The news that the UK is entering the deepest recession on record is enough to fill even the hardiest among us with dread.
Those impacted by the recession of 2008 may already be replaying the struggle over in their minds, with a sense of growing fea over what could happen in the months, and years, to come. It’s a time to be kind to ourselves and to remember: we’re all in this together.
It’s understandable to feel anxious – a recession impacts the economy and people’s lives, as Yuko Nippoda, psychotherapist and spokesperson for the UK Council for Psychotherapy (UKCP), explains. “Some people might lose their jobs, a recession can make it difficult to find a job, pay rises might stop or inequality can occur,” she says. “Lots of negative things happen.”
“For some people it’s a matter of life and death. It is obviously natural to feel anxious for their future, and some people even feel in despair.”
While there’s no quick-fix for dealing with the uncertainty surrounding economic challenges, there are coping mechanisms and strategies that can relieve some of the burden.
I’m feeling anxious, what can I do?
Nippoda says it’s important to follow trustworthy sources of information. “There is too much information circulating, some of which is inaccurate,” she says. “When we feel anxious, we tend to look for reassurance and go for any information that we want to hear. However, we need to be careful about random information as our life might be catastrophic if we follow fake news.”
Psychotherapist Rakhi Chand, a member of the British Association for Counselling and Psychotherapy (BACP), agrees: “Not over-doing exposure to the news could be helpful.” Limit news notifications to your phone and try not to spend hours scrolling social media if you’re feeling overwhelmed by it all.
It might be useful to take five minutes and write down what kind of information you need and want to know – then investigate some trustworthy articles from financial specialists, suggests Nippoda. “Then, we will be able to find out more details of the trend, and deal with the situation more effectively,” she explains.
Other coping strategies Chand recommends include: regularly exercising, getting a good night’s sleep each night, eating healthily, and being aware of what you need for self-care. All of these can help build resilience.
“Being able to say no to things that aren’t what we actually want is also vital in maintaining resilience,” says Chand. This is important – if you’re increasingly worried about money and feel unable to say no to social events or things that will cost you more than you can afford, it will only add to your worries.
A person’s financial situation understandably has a huge impact on their mental health – this is especially the case for people with existing mental health problems. A Money and Mental Health survey of nearly 5,500 people with experience of mental health problems revealed 86% said their financial situation had made their mental health worse.
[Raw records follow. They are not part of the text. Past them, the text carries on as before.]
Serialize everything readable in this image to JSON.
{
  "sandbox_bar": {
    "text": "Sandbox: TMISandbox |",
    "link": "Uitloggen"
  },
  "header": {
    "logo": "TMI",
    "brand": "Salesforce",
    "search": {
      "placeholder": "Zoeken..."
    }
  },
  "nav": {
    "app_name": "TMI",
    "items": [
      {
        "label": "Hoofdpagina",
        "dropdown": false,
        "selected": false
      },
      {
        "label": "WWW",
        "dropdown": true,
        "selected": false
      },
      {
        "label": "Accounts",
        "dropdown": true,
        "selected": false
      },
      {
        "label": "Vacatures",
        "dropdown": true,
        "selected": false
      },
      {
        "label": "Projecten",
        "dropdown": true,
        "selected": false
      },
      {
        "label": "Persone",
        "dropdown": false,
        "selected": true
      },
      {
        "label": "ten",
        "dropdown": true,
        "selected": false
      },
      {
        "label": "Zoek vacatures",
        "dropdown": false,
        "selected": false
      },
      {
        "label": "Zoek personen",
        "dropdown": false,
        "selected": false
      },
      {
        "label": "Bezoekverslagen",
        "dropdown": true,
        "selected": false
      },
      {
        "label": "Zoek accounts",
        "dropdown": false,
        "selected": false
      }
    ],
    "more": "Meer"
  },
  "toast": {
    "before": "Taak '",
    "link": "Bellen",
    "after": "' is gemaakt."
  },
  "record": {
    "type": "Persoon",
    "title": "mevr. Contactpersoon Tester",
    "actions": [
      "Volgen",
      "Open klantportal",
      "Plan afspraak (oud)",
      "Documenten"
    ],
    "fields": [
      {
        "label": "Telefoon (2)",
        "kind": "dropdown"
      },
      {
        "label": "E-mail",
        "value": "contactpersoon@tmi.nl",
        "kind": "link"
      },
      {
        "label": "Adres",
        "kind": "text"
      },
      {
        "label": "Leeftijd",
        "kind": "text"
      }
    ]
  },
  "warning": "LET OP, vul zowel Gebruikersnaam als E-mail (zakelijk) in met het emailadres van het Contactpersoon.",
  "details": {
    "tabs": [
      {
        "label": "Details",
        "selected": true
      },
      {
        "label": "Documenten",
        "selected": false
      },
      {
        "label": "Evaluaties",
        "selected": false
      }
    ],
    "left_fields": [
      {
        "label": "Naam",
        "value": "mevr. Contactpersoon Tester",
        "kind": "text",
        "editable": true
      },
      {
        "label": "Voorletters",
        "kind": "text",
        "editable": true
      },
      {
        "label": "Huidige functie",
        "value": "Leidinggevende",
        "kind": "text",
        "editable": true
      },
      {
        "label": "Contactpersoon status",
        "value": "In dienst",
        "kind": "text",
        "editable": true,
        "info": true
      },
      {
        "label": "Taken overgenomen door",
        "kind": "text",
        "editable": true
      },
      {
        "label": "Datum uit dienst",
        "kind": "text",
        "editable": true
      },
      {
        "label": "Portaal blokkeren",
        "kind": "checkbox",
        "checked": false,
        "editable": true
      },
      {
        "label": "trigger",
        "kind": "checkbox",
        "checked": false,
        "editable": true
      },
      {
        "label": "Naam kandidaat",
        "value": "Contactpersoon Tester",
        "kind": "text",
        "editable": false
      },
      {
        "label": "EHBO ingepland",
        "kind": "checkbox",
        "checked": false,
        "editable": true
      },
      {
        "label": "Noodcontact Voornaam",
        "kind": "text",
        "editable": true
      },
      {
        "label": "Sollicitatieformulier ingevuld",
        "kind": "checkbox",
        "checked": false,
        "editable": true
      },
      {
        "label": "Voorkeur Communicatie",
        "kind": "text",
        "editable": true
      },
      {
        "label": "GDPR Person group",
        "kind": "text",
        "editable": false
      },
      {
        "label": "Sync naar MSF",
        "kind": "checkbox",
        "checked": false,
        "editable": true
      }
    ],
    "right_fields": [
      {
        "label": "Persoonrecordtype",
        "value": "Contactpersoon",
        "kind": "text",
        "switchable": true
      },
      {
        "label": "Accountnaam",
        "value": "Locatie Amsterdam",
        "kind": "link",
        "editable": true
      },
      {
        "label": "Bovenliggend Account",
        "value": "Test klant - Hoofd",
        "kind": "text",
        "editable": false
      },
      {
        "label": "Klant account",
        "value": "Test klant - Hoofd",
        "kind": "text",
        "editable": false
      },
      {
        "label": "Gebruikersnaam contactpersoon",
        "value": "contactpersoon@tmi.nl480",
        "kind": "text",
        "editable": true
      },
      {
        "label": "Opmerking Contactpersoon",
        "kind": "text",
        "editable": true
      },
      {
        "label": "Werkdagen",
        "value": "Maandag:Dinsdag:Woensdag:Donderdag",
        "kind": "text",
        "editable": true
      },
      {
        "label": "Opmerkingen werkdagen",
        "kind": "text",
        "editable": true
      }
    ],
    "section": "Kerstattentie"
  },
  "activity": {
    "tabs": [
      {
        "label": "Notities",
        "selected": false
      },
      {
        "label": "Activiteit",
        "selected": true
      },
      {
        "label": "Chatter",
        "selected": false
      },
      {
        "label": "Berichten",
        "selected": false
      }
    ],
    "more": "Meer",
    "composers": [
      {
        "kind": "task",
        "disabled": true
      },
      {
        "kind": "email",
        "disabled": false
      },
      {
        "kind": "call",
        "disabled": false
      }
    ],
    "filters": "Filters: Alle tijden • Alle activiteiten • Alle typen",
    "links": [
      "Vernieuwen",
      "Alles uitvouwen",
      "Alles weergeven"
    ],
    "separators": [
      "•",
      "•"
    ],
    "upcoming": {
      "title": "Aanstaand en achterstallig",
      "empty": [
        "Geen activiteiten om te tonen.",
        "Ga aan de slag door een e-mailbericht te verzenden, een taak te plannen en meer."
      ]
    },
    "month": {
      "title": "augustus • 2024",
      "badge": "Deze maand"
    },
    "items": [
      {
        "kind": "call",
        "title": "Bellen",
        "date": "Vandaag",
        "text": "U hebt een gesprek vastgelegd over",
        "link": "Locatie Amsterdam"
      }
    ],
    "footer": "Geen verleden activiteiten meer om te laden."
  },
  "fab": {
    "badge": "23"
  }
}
People hit badly by the previous recession may feel an even greater sense of despair over what happens next – especially as the last time will have been traumatic for some. If this is the case, reflect on how you survived previously, says Nippoda, remembering you have a reserve of strength to call on.
“It is important to remember the positive things you did and use the resources for your future experiences,” she says. “This can lead to you having hope.”
Chand agrees, adding: “Do what you can to prepare, but try consciously to let go of what is out of your control,” she says. “It’s a bloody hard thing to do, but try. Stay in the present as much as you can – think about managing the short-term rather than thinking too much into the future, if possible.”
Activities like reading, seeing friends, going for walks, listening to music or taking a bath can help you to stay in the present.
I’m seriously concerned about how I’ll cope
A report on the 2008-2013 recession by the University of Bristol suggested economic recessions can lead to increased levels of mental illness, suicide and suicidal behaviour. Often, key stressors include job loss, financial difficulties, debt, loss of home and relationship stresses.
There’s a big difference between feeling a bit anxious about what the future holds, and feeling suicidal or like there’s no way forward. If you’re in a bad place, it’s imperative to seek help – whether that’s speaking to someone you trust about how you’re feeling, calling your local NHS urgent mental health helpline, or, if you don’t feel like you can keep yourself safe, going to A&E where a team of trained mental health specialists can offer further support.
Charities such as Samaritans, Papyrus and the Shout Crisis text line can also lend an ear if you don’t feel like you have anyone close to you to speak to. In some parts of the UK, crisis houses are available for people to stay in for a number of days during a mental health crisis – you can find one here.
Speaking to others about how you’re feeling, or what you’re experiencing if you have lost your job or are worried about money, can be a relief – especially if you feel like there is no clear solution on hand.
Helpful places to get advice during a recession include: the Citizens Advice Bureau (CAB), the Money Advice Service (try its money navigator tool), local Job Centres, debt advice agencies (find a free debt advisor here), and mental health charities like Mind, Rethink Mental Illness, and Young Minds – some of which can offer discounted therapy sessions. You can also get a limited number of therapy sessions for free on the NHS or pay to go private. Some charities, like Turn2Us, offer money grants for people struggling financially.
“Talk to others, if at all possible,” says Chand. “Having spoken to many during lockdown, I repeatedly heard that difficulties were vastly assuaged because of connections.”